Mr. Tovmasyan continued to explain that “There are non bank marketmakers in FX which range from B book brokers to HFT funds, but this is not directly affected by the decline in stock prices of banks from risk a perspective. As a non bank aggregator we have seen some interesting trends such as banks being less aggressive than they were before. We have also seen the rise of the HFTs along with the quality of their pricing and execution and also we have seen client hold larger deposits with us as we seem safer than their own banks.”
Nauman Anees, CEO and CO-Founder at ThinkForex explained “Non Bank liquidity providers in one way shape or form trade their way up to prime brokers and in some cases the same trade will hit the same prime brokerage from multiple different counterparties.”
“The counterparties that have a prime brokerage line usually in some way have the same prime brokerage, for example several firms may use the same prime brokerage. Non Bank liquidity providers can fill a niche market if they can build and manage the right non bank liquidity pool with good regulation, infrastructure and pricing” continued Mr. Anees.

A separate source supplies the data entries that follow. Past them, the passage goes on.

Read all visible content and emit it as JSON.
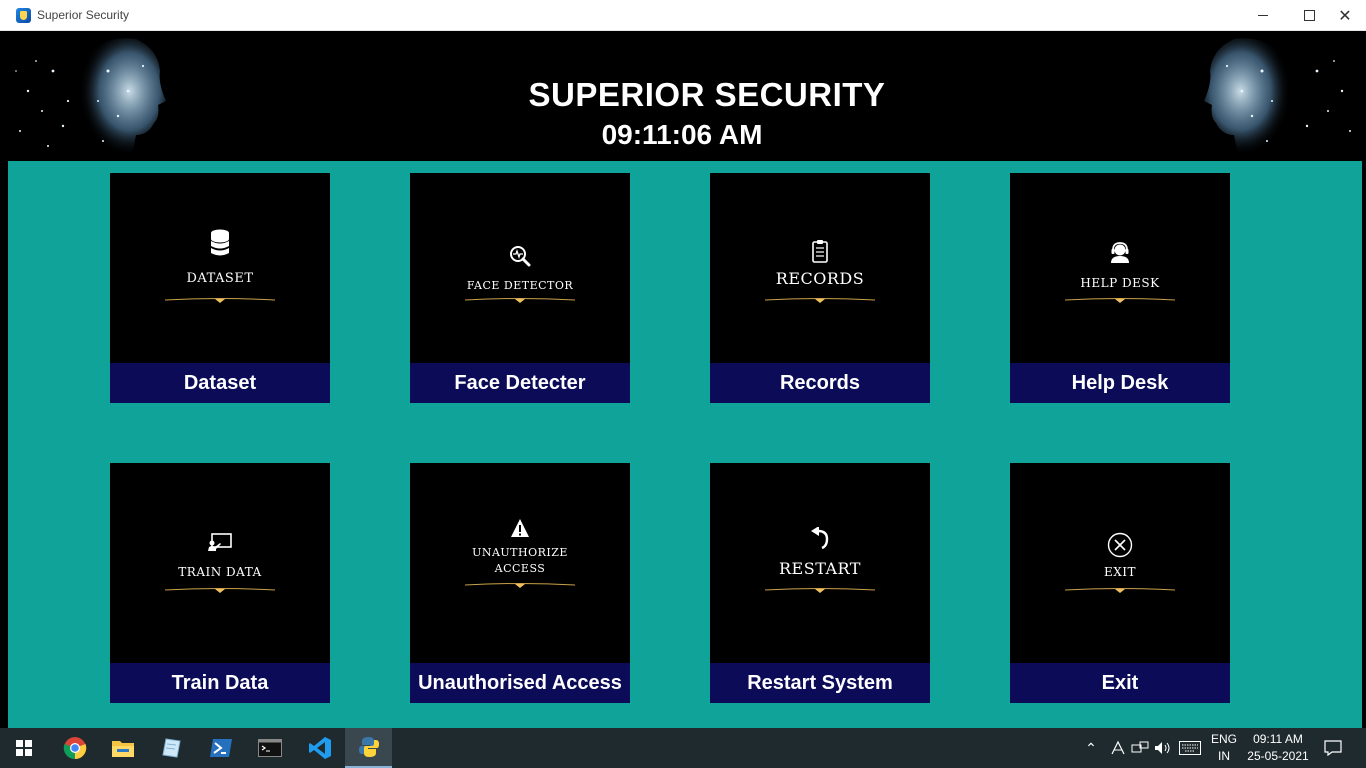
{
  "window": {
    "title": "Superior Security",
    "controls": {
      "minimize": "–",
      "maximize": "□",
      "close": "✕"
    }
  },
  "header": {
    "title": "SUPERIOR SECURITY",
    "time": "09:11:06 AM"
  },
  "tiles": [
    {
      "art_label": "DATASET",
      "icon": "database-icon",
      "button_label": "Dataset"
    },
    {
      "art_label": "FACE DETECTOR",
      "icon": "face-search-icon",
      "button_label": "Face Detecter"
    },
    {
      "art_label": "RECORDS",
      "icon": "clipboard-list-icon",
      "button_label": "Records"
    },
    {
      "art_label": "HELP DESK",
      "icon": "support-agent-icon",
      "button_label": "Help Desk"
    },
    {
      "art_label": "TRAIN DATA",
      "icon": "presentation-icon",
      "button_label": "Train Data"
    },
    {
      "art_label_line1": "UNAUTHORIZE",
      "art_label_line2": "ACCESS",
      "icon": "warning-icon",
      "button_label": "Unauthorised Access"
    },
    {
      "art_label": "RESTART",
      "icon": "restart-arrow-icon",
      "button_label": "Restart System"
    },
    {
      "art_label": "EXIT",
      "icon": "exit-circle-icon",
      "button_label": "Exit"
    }
  ],
  "taskbar": {
    "apps": [
      "chrome-icon",
      "file-explorer-icon",
      "notepad-icon",
      "powershell-icon",
      "terminal-icon",
      "vscode-icon",
      "python-icon"
    ],
    "language": {
      "line1": "ENG",
      "line2": "IN"
    },
    "clock": {
      "time": "09:11 AM",
      "date": "25-05-2021"
    }
  },
  "colors": {
    "teal": "#0fa39a",
    "label_bg": "#0b0b58",
    "header_bg": "#000000",
    "ornament": "#c9a24a"
  }
}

“I see a huge opportunity in 2016 for FX and CFD firms well capitalized to handle the volatiltiy this year as more there is money pouring out of equitiies and into FX, CFD and alternative assets . Retail Traders as with any trader love volatility as most trade on short term gains model . FX , CFD and Options present the idea opportunity for them on this”- Nauman Anees, CEO and Co-Founder, ThinkForex.

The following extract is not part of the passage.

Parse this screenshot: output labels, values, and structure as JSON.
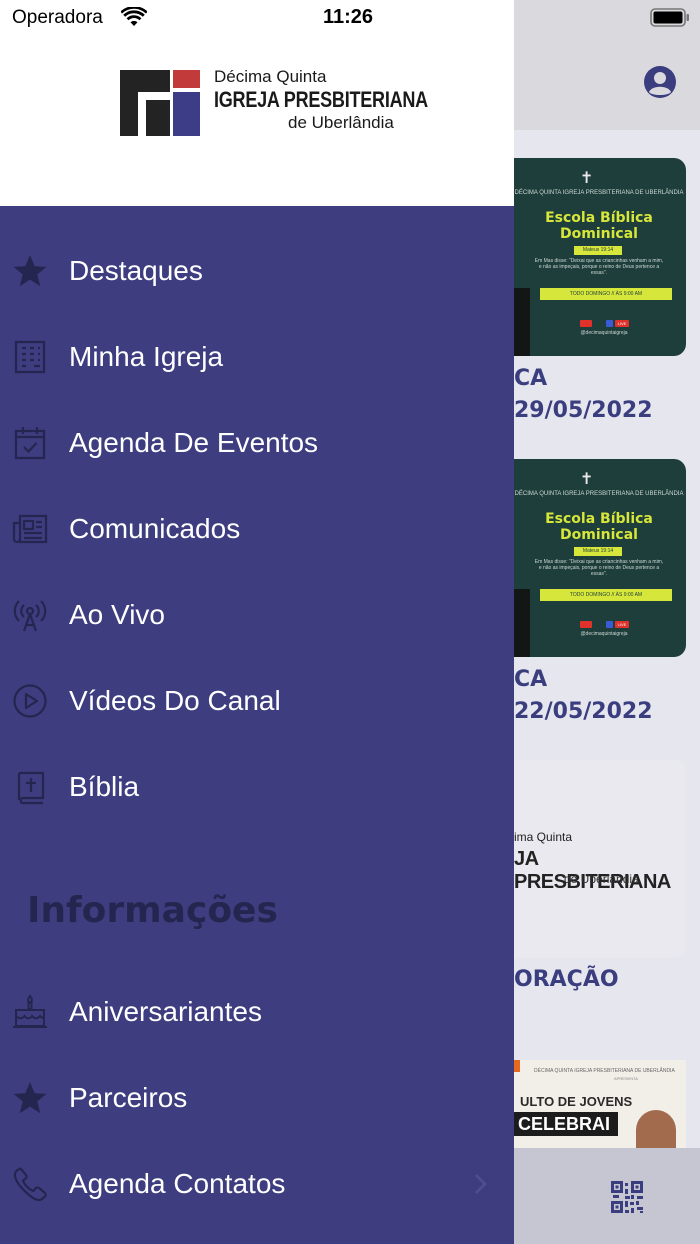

Mr. Anees further aded “Overall Banks have had a tough year last year and I don’t see their balance sheets getting better anytime soon so I believe as more bank stocks do take a downturn we will see further volatility in the finance sector in equities and a liquidity gap in some cases for banks that do not want to price certain asset classes anymore.”
“Retail focused FX firm with good infrastructure, technology teams, well regulated and capitalized have a massive opportunity to fill a niche gap in providing Institutional style liquidity to retail FX traders. ThinkForex has a dedicated ultra low latency cross connect from its Data Centers in NY4 , LD5 and soon to be launched Hong Kong. This allows us to deliver our pricing globally within a very short timeframe vs using a traditional internet connection” concluded Mr. Anees.
With HSBC having made their decision to stay in London this week and to cease its three-yearly review on where to locate its corporate headquarters, the confidence in London as a world financial center remains, however it is very clear that the global view is being taken, and FX firms must take this into account when looking at all aspects of their business, including how best to benefit from such market forces.
Photograph: Cabot Square, Canary Wharf, London E14. Home to the majority of the global interbank FX institutions.